During 2015 the city withheld multiple documents from public records requests claiming that they are “not public records” and simply withheld them without telling anyone. The city continues to refuse to release the records, even in redacted form, and refuses to reveal what the documents are and who authored them.
The two-year struggle to get the city to release records stands in stark contrast to Mayor Shelton’s public statements on public records. In a January 30, 2015 Advocate article titled “Public Records? Come get ‘em, Central mayor says”, Mayor Shelton stated: “We have nothing to hide” and “If you’re operating your government the way you’re supposed to, I welcome anybody to come and ask for public records.”
In another newspaper article on February 5, 2015 Mayor Shelton stated: “On public records, at our first staff meeting I told them: ‘If someone calls and asks for a public record and it’s in the building, give it to them!’ And that’s what we do!”
Louisiana’s Public Records law states: “In any case in which a record is requested and a question is raised by the custodian of the record as to whether it is a public record, such custodian shall within three days . . . of the receipt of the request, in writing for such record, notify in writing the person making such request of his determination and the reasons therefor.”

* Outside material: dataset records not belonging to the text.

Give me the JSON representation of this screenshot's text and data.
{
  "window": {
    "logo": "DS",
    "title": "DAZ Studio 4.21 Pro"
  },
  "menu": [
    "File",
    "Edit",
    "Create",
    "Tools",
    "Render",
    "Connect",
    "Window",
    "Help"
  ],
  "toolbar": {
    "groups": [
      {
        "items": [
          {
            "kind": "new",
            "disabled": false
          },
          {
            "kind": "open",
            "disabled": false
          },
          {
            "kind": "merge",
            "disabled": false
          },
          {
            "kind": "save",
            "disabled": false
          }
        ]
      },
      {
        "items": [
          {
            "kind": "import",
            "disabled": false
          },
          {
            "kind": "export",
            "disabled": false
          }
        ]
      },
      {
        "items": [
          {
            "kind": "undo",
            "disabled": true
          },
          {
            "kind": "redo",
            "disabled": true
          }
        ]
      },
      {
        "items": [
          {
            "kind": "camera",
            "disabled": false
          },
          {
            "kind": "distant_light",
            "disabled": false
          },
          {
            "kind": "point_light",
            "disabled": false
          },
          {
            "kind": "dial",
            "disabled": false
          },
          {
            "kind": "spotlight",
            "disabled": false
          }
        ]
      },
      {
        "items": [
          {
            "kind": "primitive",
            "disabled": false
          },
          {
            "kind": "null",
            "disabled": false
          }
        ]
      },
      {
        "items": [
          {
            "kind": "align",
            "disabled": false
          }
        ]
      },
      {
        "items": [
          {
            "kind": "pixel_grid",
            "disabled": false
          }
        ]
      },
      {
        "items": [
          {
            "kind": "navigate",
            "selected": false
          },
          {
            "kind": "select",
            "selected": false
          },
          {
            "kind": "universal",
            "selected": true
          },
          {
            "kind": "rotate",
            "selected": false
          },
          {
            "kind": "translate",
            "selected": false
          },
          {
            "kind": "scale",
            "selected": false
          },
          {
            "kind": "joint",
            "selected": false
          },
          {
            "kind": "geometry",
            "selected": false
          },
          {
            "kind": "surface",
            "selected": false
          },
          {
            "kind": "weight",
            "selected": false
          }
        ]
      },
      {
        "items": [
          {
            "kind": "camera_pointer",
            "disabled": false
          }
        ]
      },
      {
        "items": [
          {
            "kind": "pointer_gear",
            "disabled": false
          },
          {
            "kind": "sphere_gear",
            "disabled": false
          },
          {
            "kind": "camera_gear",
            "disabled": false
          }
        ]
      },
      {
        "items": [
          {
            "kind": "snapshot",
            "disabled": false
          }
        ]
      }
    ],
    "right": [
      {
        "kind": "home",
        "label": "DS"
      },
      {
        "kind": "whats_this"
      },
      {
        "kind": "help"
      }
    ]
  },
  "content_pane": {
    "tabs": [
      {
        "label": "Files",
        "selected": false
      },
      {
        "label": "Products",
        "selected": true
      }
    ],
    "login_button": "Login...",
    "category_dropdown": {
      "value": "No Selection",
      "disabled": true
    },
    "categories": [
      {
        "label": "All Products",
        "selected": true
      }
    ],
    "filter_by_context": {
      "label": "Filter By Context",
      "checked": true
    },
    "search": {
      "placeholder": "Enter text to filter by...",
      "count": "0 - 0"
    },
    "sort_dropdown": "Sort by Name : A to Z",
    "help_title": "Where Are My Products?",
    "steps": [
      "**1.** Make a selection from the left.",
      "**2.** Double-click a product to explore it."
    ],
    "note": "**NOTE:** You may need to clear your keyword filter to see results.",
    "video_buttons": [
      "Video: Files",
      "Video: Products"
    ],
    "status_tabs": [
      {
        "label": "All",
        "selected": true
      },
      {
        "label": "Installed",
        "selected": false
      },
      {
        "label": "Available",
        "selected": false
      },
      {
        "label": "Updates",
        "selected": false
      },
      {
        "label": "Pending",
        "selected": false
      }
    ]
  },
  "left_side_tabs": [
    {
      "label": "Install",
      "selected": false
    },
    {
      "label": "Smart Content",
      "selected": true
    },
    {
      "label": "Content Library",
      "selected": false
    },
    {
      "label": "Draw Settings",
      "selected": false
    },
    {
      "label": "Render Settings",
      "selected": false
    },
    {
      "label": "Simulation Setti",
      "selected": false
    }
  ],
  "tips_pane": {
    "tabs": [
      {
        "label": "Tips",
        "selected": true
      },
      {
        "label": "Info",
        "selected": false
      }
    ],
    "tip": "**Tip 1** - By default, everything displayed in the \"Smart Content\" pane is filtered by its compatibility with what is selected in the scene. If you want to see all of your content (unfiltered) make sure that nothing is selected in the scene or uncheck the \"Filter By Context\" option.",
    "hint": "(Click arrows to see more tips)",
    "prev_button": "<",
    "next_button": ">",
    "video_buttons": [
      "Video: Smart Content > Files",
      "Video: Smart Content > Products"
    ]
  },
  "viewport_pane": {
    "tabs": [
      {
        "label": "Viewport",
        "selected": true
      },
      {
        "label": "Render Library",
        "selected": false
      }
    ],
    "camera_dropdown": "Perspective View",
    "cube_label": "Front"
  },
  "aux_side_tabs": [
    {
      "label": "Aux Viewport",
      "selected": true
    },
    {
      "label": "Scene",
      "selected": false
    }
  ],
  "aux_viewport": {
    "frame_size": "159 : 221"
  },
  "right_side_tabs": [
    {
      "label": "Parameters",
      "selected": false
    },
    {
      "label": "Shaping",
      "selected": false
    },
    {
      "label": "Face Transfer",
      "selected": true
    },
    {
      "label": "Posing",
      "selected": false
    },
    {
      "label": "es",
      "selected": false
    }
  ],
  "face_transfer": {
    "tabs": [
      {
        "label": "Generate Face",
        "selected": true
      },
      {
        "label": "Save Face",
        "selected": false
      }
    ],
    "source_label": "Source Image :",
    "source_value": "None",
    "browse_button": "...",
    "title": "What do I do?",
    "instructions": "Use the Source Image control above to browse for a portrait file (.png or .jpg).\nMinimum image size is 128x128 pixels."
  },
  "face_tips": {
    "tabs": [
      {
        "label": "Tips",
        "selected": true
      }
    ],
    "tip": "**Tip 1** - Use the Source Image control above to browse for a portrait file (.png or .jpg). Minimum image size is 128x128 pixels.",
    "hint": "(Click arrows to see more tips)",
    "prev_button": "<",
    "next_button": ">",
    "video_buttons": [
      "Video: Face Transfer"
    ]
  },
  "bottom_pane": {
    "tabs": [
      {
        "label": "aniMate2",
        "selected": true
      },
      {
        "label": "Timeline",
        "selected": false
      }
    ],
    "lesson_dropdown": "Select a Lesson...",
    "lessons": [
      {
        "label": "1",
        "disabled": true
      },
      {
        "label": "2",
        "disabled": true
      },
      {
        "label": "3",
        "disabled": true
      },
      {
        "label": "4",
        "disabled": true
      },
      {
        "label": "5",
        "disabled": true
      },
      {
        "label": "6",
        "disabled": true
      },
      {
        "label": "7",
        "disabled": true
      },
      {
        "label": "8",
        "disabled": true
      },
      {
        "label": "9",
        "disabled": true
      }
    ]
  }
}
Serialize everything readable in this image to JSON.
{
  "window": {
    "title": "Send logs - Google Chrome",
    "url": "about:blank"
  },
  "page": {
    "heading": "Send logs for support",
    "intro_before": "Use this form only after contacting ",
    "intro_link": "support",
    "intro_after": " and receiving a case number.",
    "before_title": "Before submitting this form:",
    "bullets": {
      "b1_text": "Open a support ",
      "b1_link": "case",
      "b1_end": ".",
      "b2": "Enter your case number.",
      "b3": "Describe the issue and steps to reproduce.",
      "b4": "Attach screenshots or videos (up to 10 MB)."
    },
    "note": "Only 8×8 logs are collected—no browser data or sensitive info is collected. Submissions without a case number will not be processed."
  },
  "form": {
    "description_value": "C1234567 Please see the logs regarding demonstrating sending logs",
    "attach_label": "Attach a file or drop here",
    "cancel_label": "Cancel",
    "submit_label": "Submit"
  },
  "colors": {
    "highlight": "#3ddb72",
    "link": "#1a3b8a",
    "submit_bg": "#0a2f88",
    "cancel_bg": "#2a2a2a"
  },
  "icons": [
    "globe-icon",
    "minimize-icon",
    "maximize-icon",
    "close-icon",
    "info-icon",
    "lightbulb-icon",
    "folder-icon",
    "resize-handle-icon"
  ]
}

The city maintains that they “concluded, without ‘question’ that the documents were not public records” and that they could simply not produce the records and say nothing to the citizens requesting them. Yet, in a direct contradiction to this stance, the city’s training documents for handling public records state “If you determine that a record is NOT a public record, then you must state so within the same 3-day period and provide the statutory basis for believing that the record is exempt from disclosure.”